Booth is the most highly touted recruit in Notre Dame’s incoming class, holding a 49th national player rank. The freshman out of Brewster Academy just turned 18 years old in late July and will be expected to produce right out of the gates. Booth comes from an NBA background, as his father Calvin is the current GM for the Denver Nuggets. While Coach Shrewsberry understands how young Booth is, he still has high expectations for his four-star recruit.

“Carey’s really productive, man. For someone who just turned 18 in late July, he should be playing high school basketball, but he shows it in flashes, his productivity. Now it’s about being more consistent,” Shrewsberry said. 

The Irish will heavily rely on their three transfers as well. Roper II, Njie and Davis were all starters in the exhibition game, so that is a good implication of what is expected of them coming into the season. Roper II is a transfer junior guard from Northwestern, who will be expected to add defensive toughness and experience to the Irish backcourt. Njie is a sophomore transfer forward who followed Shrewsberry to South Bend from Penn State. He was a starter on the Nittany Lions last year as well.

Given that he is the only player on the team that has experience in Shrewberry’s system, a lot will be asked of him.
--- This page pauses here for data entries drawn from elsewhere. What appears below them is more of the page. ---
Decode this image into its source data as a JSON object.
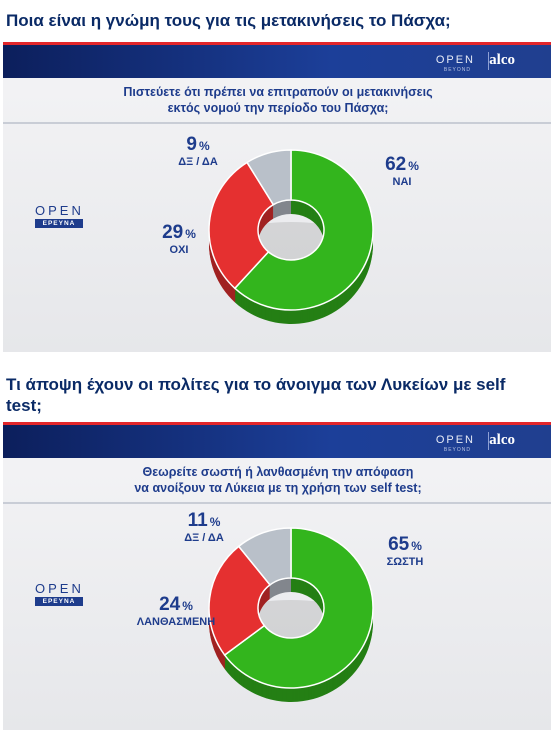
{
  "headlines": {
    "first": "Ποια είναι η γνώμη τους για τις μετακινήσεις το Πάσχα;",
    "second": "Τι άποψη έχουν οι πολίτες για το άνοιγμα των Λυκείων με self test;"
  },
  "branding": {
    "open": "OPEN",
    "open_sub": "BEYOND",
    "alco": "alco",
    "logo_word": "OPEN",
    "logo_band": "ΕΡΕΥΝΑ"
  },
  "colors": {
    "yes": "#33b51d",
    "no": "#e53030",
    "dk": "#b9c0c9",
    "text": "#1e3c8c",
    "headline": "#0a2a66"
  },
  "chart_data": [
    {
      "type": "pie",
      "subtype": "donut",
      "title": "Πιστεύετε ότι πρέπει να επιτραπούν οι μετακινήσεις εκτός νομού την περίοδο του Πάσχα;",
      "title_line1": "Πιστεύετε ότι πρέπει να επιτραπούν οι μετακινήσεις",
      "title_line2": "εκτός νομού την περίοδο του Πάσχα;",
      "slices": [
        {
          "label": "ΝΑΙ",
          "value": 62,
          "display": "62",
          "unit": "%",
          "color": "#33b51d"
        },
        {
          "label": "ΟΧΙ",
          "value": 29,
          "display": "29",
          "unit": "%",
          "color": "#e53030"
        },
        {
          "label": "ΔΞ / ΔΑ",
          "value": 9,
          "display": "9",
          "unit": "%",
          "color": "#b9c0c9"
        }
      ]
    },
    {
      "type": "pie",
      "subtype": "donut",
      "title": "Θεωρείτε σωστή ή λανθασμένη την απόφαση να ανοίξουν τα Λύκεια με τη χρήση των self test;",
      "title_line1": "Θεωρείτε σωστή ή λανθασμένη την απόφαση",
      "title_line2": "να ανοίξουν τα Λύκεια με τη χρήση των self test;",
      "slices": [
        {
          "label": "ΣΩΣΤΗ",
          "value": 65,
          "display": "65",
          "unit": "%",
          "color": "#33b51d"
        },
        {
          "label": "ΛΑΝΘΑΣΜΕΝΗ",
          "value": 24,
          "display": "24",
          "unit": "%",
          "color": "#e53030"
        },
        {
          "label": "ΔΞ / ΔΑ",
          "value": 11,
          "display": "11",
          "unit": "%",
          "color": "#b9c0c9"
        }
      ]
    }
  ]
}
Njie will be asked to anchor the defense and provide valuable leadership for the team. Davis is a sophomore transfer forward from Seton Hall. The 6-foot-9, 208-pound forward brings versatility to the team, and Coach Shrewsberry has high hopes for him this season.

“I’ve stayed on him in practice because I want so much from him. He’s really, really talented and what he’s able to do with the basketball,” Shrewsberry said about Davis. “We’re putting a lot on his shoulders. We expect a lot from him.” 

The three returning players will be strongly counted on to provide leadership and production. Senior leaders Tony Sanders Jr. and Matt Zona will be heavily relied on as leaders and maintaining the old Irish culture. As the only true seniors on the team, both players have a great understanding of what is required to be exemplary student-athletes. Junior J.R. Konieczny, who sat out last season, will be expected to take a big leap this year. The South Bend native was a part of the same class that brought in former Irish standout and South Bend native Blake Wesley. Shrewsberry is excited to see what Konieczny can provide for the team this season.

“There are different guys that make moves up the depth chart because they’re trying to do what you ask. I think if you ask J.R. about preseason practice, he’d probably tell you he’s having more fun than he’s ever had before,” Shrewsberry said. “You see the joy in his face. He’s going to play for us, man. He’s going to be on the court. He’s going to help us.”

There is a lot to look forward to as an Irish Basketball fan. Shrewsberry’s strong track record proves that he is the right man for the job. As an Indiana native and former IU South Bend head coach, Shrewsberry has a strong connection to Irish Culture and is committed to turning this program around. Given Shrewsberry’s success with Penn State, who had much less recent success than the Irish, there is no question that he can get the job done. Although Shrewsberry has a successful track record, Irish fans need to be patient with him because the Irish program will not transform overnight.